Isaiah 64
Come down from heaven, LORD
Put the fear of God in our enemies
1Come Lord, hurry.
Rip through heaven,
Tear through the sky,
Shake the mountains with your presence.
And the water begins to boil,
May enemy nations start to feel
A blistering terror in your presence.
3You did wonders we couldn’t imagine.
When you came, the mountains trembled.
4Who on earth has ever heard
Of a God who serves his people?
5You work with those who work with you.
They live by laws you gave.
But you got mad when we disobeyed.
And you left us in our sin. [1]
6We’re filthy in your sight now.
Our good deeds are the filthy rags
from a woman’s monthly period. [2]
We’re fallen leaves, withered to a crisp.

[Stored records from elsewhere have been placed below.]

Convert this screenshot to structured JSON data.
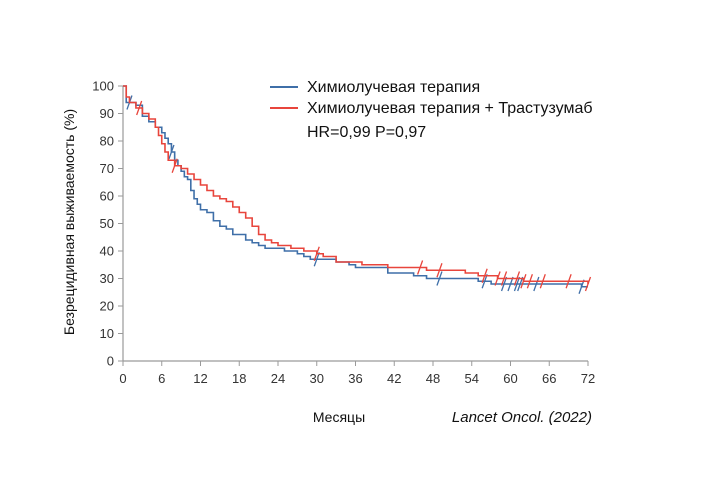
{
  "chart_data": {
    "type": "line",
    "ylabel": "Безрецидивная выживаемость (%)",
    "xlabel": "Месяцы",
    "xlim": [
      0,
      72
    ],
    "ylim": [
      0,
      100
    ],
    "x_ticks": [
      0,
      6,
      12,
      18,
      24,
      30,
      36,
      42,
      48,
      54,
      60,
      66,
      72
    ],
    "y_ticks": [
      0,
      10,
      20,
      30,
      40,
      50,
      60,
      70,
      80,
      90,
      100
    ],
    "grid": false,
    "legend_position": "top-right",
    "annotation": "HR=0,99 P=0,97",
    "source": "Lancet Oncol. (2022)",
    "series": [
      {
        "name": "Химиолучевая терапия",
        "color": "#3f6fa8",
        "steps": [
          [
            0,
            100
          ],
          [
            0.5,
            94
          ],
          [
            2,
            93
          ],
          [
            3,
            89
          ],
          [
            4,
            87
          ],
          [
            5,
            85
          ],
          [
            6,
            83
          ],
          [
            6.5,
            81
          ],
          [
            7,
            79
          ],
          [
            7.5,
            76
          ],
          [
            8,
            73
          ],
          [
            8.5,
            71
          ],
          [
            9,
            69
          ],
          [
            9.5,
            67
          ],
          [
            10,
            66
          ],
          [
            10.5,
            62
          ],
          [
            11,
            59
          ],
          [
            11.5,
            57
          ],
          [
            12,
            55
          ],
          [
            13,
            54
          ],
          [
            14,
            51
          ],
          [
            15,
            49
          ],
          [
            16,
            48
          ],
          [
            17,
            46
          ],
          [
            19,
            44
          ],
          [
            20,
            43
          ],
          [
            21,
            42
          ],
          [
            22,
            41
          ],
          [
            25,
            40
          ],
          [
            27,
            39
          ],
          [
            28,
            38
          ],
          [
            29,
            37
          ],
          [
            33,
            36
          ],
          [
            35,
            35
          ],
          [
            36,
            34
          ],
          [
            41,
            32
          ],
          [
            45,
            31
          ],
          [
            47,
            30
          ],
          [
            50,
            30
          ],
          [
            55,
            29
          ],
          [
            57,
            28
          ],
          [
            65,
            28
          ],
          [
            70,
            28
          ],
          [
            71,
            27
          ],
          [
            72,
            27
          ]
        ],
        "censored": [
          1,
          7.5,
          30,
          49,
          56,
          59,
          60,
          61,
          61.5,
          64,
          71
        ]
      },
      {
        "name": "Химиолучевая терапия + Трастузумаб",
        "color": "#e8453c",
        "steps": [
          [
            0,
            100
          ],
          [
            0.5,
            96
          ],
          [
            1,
            94
          ],
          [
            2,
            92
          ],
          [
            3,
            90
          ],
          [
            4,
            88
          ],
          [
            5,
            85
          ],
          [
            5.5,
            82
          ],
          [
            6,
            79
          ],
          [
            6.5,
            76
          ],
          [
            7,
            73
          ],
          [
            8,
            71
          ],
          [
            9,
            70
          ],
          [
            10,
            68
          ],
          [
            11,
            66
          ],
          [
            12,
            64
          ],
          [
            13,
            62
          ],
          [
            14,
            60
          ],
          [
            15,
            59
          ],
          [
            16,
            58
          ],
          [
            17,
            56
          ],
          [
            18,
            54
          ],
          [
            19,
            52
          ],
          [
            20,
            49
          ],
          [
            21,
            46
          ],
          [
            22,
            44
          ],
          [
            23,
            43
          ],
          [
            24,
            42
          ],
          [
            26,
            41
          ],
          [
            28,
            40
          ],
          [
            30,
            39
          ],
          [
            31,
            38
          ],
          [
            33,
            36
          ],
          [
            37,
            35
          ],
          [
            39,
            35
          ],
          [
            41,
            34
          ],
          [
            44,
            34
          ],
          [
            47,
            33
          ],
          [
            50,
            33
          ],
          [
            53,
            32
          ],
          [
            55,
            31
          ],
          [
            58,
            30
          ],
          [
            62,
            29
          ],
          [
            66,
            29
          ],
          [
            70,
            29
          ],
          [
            72,
            28
          ]
        ],
        "censored": [
          2.5,
          8,
          30,
          46,
          49,
          56,
          58,
          59,
          61,
          62,
          63,
          65,
          69,
          72
        ]
      }
    ]
  }
}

And we’re waiting for a puff of wind
To carry us away.
7None of us prays to you anymore.
We don’t call your name
Because you left us behind,
To melt in the heat of our sins.
We are what you make of us
8LORD, you’re our Father.
We’re your clay and you’re the potter.
We’re whatever you make of us.
Don’t linger forever on thoughts of our sins.
Instead, remember that we are your people.

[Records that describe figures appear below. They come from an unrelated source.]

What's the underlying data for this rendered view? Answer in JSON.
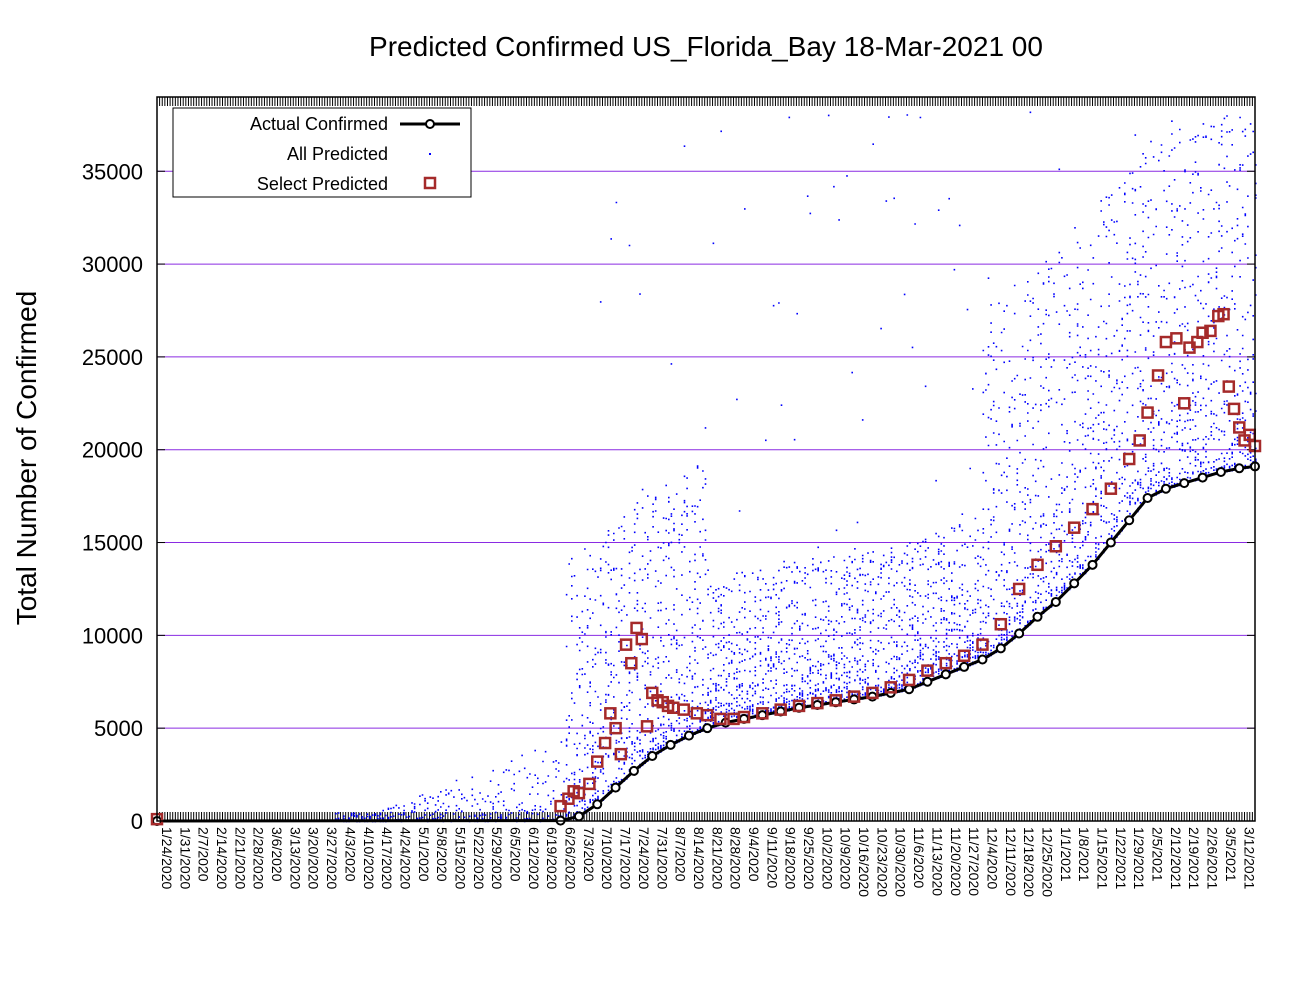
{
  "chart_data": {
    "type": "scatter",
    "title": "Predicted Confirmed US_Florida_Bay 18-Mar-2021 00",
    "xlabel": "",
    "ylabel": "Total Number of Confirmed",
    "ylim": [
      0,
      39000
    ],
    "yticks": [
      0,
      5000,
      10000,
      15000,
      20000,
      25000,
      30000,
      35000
    ],
    "xlim": [
      "1/24/2020",
      "3/18/2021"
    ],
    "x_tick_labels": [
      "1/24/2020",
      "1/31/2020",
      "2/7/2020",
      "2/14/2020",
      "2/21/2020",
      "2/28/2020",
      "3/6/2020",
      "3/13/2020",
      "3/20/2020",
      "3/27/2020",
      "4/3/2020",
      "4/10/2020",
      "4/17/2020",
      "4/24/2020",
      "5/1/2020",
      "5/8/2020",
      "5/15/2020",
      "5/22/2020",
      "5/29/2020",
      "6/5/2020",
      "6/12/2020",
      "6/19/2020",
      "6/26/2020",
      "7/3/2020",
      "7/10/2020",
      "7/17/2020",
      "7/24/2020",
      "7/31/2020",
      "8/7/2020",
      "8/14/2020",
      "8/21/2020",
      "8/28/2020",
      "9/4/2020",
      "9/11/2020",
      "9/18/2020",
      "9/25/2020",
      "10/2/2020",
      "10/9/2020",
      "10/16/2020",
      "10/23/2020",
      "10/30/2020",
      "11/6/2020",
      "11/13/2020",
      "11/20/2020",
      "11/27/2020",
      "12/4/2020",
      "12/11/2020",
      "12/18/2020",
      "12/25/2020",
      "1/1/2021",
      "1/8/2021",
      "1/15/2021",
      "1/22/2021",
      "1/29/2021",
      "2/5/2021",
      "2/12/2021",
      "2/19/2021",
      "2/26/2021",
      "3/5/2021",
      "3/12/2021"
    ],
    "grid": "horizontal",
    "legend_position": "top-left",
    "colors": {
      "actual": "#000000",
      "all_predicted": "#0000ff",
      "select_predicted": "#a52a2a",
      "grid": "#8a2be2"
    },
    "series": [
      {
        "name": "Actual Confirmed",
        "style": "line-with-circles",
        "x": [
          "1/24/2020",
          "6/26/2020",
          "7/3/2020",
          "7/10/2020",
          "7/17/2020",
          "7/24/2020",
          "7/31/2020",
          "8/7/2020",
          "8/14/2020",
          "8/21/2020",
          "8/28/2020",
          "9/4/2020",
          "9/11/2020",
          "9/18/2020",
          "9/25/2020",
          "10/2/2020",
          "10/9/2020",
          "10/16/2020",
          "10/23/2020",
          "10/30/2020",
          "11/6/2020",
          "11/13/2020",
          "11/20/2020",
          "11/27/2020",
          "12/4/2020",
          "12/11/2020",
          "12/18/2020",
          "12/25/2020",
          "1/1/2021",
          "1/8/2021",
          "1/15/2021",
          "1/22/2021",
          "1/29/2021",
          "2/5/2021",
          "2/12/2021",
          "2/19/2021",
          "2/26/2021",
          "3/5/2021",
          "3/12/2021",
          "3/18/2021"
        ],
        "y": [
          0,
          20,
          250,
          900,
          1800,
          2700,
          3500,
          4100,
          4600,
          5000,
          5300,
          5500,
          5700,
          5900,
          6100,
          6250,
          6400,
          6550,
          6700,
          6900,
          7100,
          7500,
          7900,
          8300,
          8700,
          9300,
          10100,
          11000,
          11800,
          12800,
          13800,
          15000,
          16200,
          17400,
          17900,
          18200,
          18500,
          18800,
          19000,
          19100
        ]
      },
      {
        "name": "Select Predicted",
        "style": "open-squares",
        "x": [
          "1/24/2020",
          "6/26/2020",
          "6/29/2020",
          "7/1/2020",
          "7/3/2020",
          "7/7/2020",
          "7/10/2020",
          "7/13/2020",
          "7/15/2020",
          "7/17/2020",
          "7/19/2020",
          "7/21/2020",
          "7/23/2020",
          "7/25/2020",
          "7/27/2020",
          "7/29/2020",
          "7/31/2020",
          "8/2/2020",
          "8/4/2020",
          "8/6/2020",
          "8/8/2020",
          "8/12/2020",
          "8/17/2020",
          "8/21/2020",
          "8/26/2020",
          "8/31/2020",
          "9/4/2020",
          "9/11/2020",
          "9/18/2020",
          "9/25/2020",
          "10/2/2020",
          "10/9/2020",
          "10/16/2020",
          "10/23/2020",
          "10/30/2020",
          "11/6/2020",
          "11/13/2020",
          "11/20/2020",
          "11/27/2020",
          "12/4/2020",
          "12/11/2020",
          "12/18/2020",
          "12/25/2020",
          "1/1/2021",
          "1/8/2021",
          "1/15/2021",
          "1/22/2021",
          "1/29/2021",
          "2/2/2021",
          "2/5/2021",
          "2/9/2021",
          "2/12/2021",
          "2/16/2021",
          "2/19/2021",
          "2/21/2021",
          "2/24/2021",
          "2/26/2021",
          "3/1/2021",
          "3/4/2021",
          "3/6/2021",
          "3/8/2021",
          "3/10/2021",
          "3/12/2021",
          "3/14/2021",
          "3/16/2021",
          "3/18/2021"
        ],
        "y": [
          100,
          800,
          1200,
          1600,
          1500,
          2000,
          3200,
          4200,
          5800,
          5000,
          3600,
          9500,
          8500,
          10400,
          9800,
          5100,
          6900,
          6500,
          6400,
          6200,
          6100,
          6000,
          5800,
          5700,
          5500,
          5500,
          5600,
          5800,
          6000,
          6200,
          6350,
          6500,
          6700,
          6900,
          7200,
          7600,
          8100,
          8500,
          8900,
          9500,
          10600,
          12500,
          13800,
          14800,
          15800,
          16800,
          17900,
          19500,
          20500,
          22000,
          24000,
          25800,
          26000,
          22500,
          25500,
          25800,
          26300,
          26400,
          27200,
          27300,
          23400,
          22200,
          21200,
          20500,
          20800,
          20200
        ]
      },
      {
        "name": "All Predicted",
        "style": "dots",
        "description_values": "dense cloud of forecast trajectories"
      }
    ]
  }
}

10Your holy cities lie in ruins.
And the Jerusalem we loved is gone.
11Our holy Temple was a beautiful sanctuary.
Our ancestors worshiped you there.
Now it’s burned to the ground, [3]
Like all the places we’ve loved,
It’s destroyed, broken to pieces.
12After all of this, LORD
Will you still not help us?
Is there more you want us to suffer?
Footnotes
A little finger-pointing here. And it points to God, suggesting he’s partly to blame for the trouble the resettling Jews are having with their hostile neighbors. The Jews had been gone for 50 years, exiled to Babylon, in what is now Iraq. Pioneers settled in the abandoned land, and they didn’t want a resurging Jewish nation to push them out, much like Jews in modern times have been accused of confiscating land that local Palestinians have owned for many generations, and then planting Jewish settlements there.
Most Bibles say “filthy,” but the Hebrew words describes how filthy. Women are ritually unclean during their monthly period, and not allowed to enter the Jerusalem Temple area. Anything they sit on or touch becomes ritually unclean, too. Used menstrual rags are about as ritually unclean as anything could get.
This suggests the poem refers to a time before Jews rebuilt the Jerusalem Temple in 516 BC.